Multiplexers and Demultiplexers
A multiplexer (MUX) is a combinational circuit that selects one of N data inputs and forwards it to a single output line. The selection is controlled by select lines (also called control lines). An N-input MUX requires log2(N) select lines.
Common MUX Sizes
| MUX Type | Data Inputs | Select Lines | Boolean Expression |
|---|---|---|---|
| 2:1 | 2 | 1 | Y = S'I0 + SI1 |
| 4:1 | 4 | 2 | Y = S1'S0'I0 + S1'S0I1 + S1S0'I2 + S1S0I3 |
| 8:1 | 8 | 3 | Y = sum of 8 minterms |
| 16:1 | 16 | 4 | Y = sum of 16 minterms |
MUX as a Universal Gate
A 2:1 MUX is functionally complete -- it can implement any Boolean function. By wiring specific constants (0 or 1) or input variables to the data and select inputs, you can build AND, OR, NOT, and every other gate. This property makes the MUX one of the most versatile building blocks in digital design. An N-variable function can be implemented with a single 2^N:1 MUX by connecting the function's truth table values to the data inputs.
Demultiplexer (DEMUX)
A demultiplexer performs the reverse operation: it takes a single input and routes it to one of 2^N outputs based on N select lines. All unselected outputs are driven to 0 (or high-impedance). A 1:4 DEMUX, for example, takes one data input and two select lines, and produces four outputs where exactly one carries the input signal.
CPU Data Path Routing
In a CPU, multiplexers are critical for data path routing. They select between:
- Register file outputs vs. immediate values for ALU operands
- ALU result vs. memory data for register write-back
- PC+4 vs. branch target vs. jump address for the next program counter
Larger MUXes can be built hierarchically -- a 16:1 MUX can be constructed from five 4:1 MUXes (four at the first level, one at the second level selecting among them).
Real-Life: TV Channel Selector
Think of a cable TV set-top box as a giant multiplexer. Hundreds of channels (data inputs) arrive simultaneously on the coaxial cable. When you press a channel number on the remote (select lines), the box selects exactly one channel's signal and routes it to your TV screen (output). The other channels are still present on the wire but ignored.
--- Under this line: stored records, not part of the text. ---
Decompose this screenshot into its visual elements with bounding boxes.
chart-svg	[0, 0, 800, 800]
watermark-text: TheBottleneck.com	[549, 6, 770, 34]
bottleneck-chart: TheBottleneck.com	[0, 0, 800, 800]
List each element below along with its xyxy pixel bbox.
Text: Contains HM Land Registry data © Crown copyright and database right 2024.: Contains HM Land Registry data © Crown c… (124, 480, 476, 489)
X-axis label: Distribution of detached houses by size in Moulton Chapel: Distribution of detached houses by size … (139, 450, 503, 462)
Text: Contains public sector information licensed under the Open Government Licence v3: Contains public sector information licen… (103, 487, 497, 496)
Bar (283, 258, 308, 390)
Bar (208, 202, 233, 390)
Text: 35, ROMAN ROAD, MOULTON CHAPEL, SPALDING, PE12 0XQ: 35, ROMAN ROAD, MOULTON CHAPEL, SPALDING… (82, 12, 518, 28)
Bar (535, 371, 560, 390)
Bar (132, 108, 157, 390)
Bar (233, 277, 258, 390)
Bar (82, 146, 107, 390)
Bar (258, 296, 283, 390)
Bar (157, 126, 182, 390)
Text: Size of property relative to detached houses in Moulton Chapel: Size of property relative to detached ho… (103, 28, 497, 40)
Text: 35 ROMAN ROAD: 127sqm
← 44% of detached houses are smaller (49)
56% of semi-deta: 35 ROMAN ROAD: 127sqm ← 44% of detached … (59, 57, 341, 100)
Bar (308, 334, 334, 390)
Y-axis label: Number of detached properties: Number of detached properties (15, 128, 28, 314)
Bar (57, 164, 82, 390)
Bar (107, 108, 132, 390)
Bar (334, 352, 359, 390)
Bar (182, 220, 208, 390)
Other real-world analogies and uses:
- Train track switches: A rail switch is a physical demultiplexer -- an incoming train (single input) is routed to one of several tracks (outputs) based on the switch position (select).
- USB hubs: When a USB hub forwards data from one of several connected devices to the host, it acts as a MUX, selecting which device's data stream gets access to the shared upstream link.
- FPGA routing fabric: FPGAs use thousands of tiny MUXes to implement configurable routing between logic blocks. The "select" values are stored in configuration SRAM cells.
- Memory address decoding: A DEMUX is used in memory systems to activate exactly one chip-select line based on higher-order address bits, enabling only the targeted memory chip.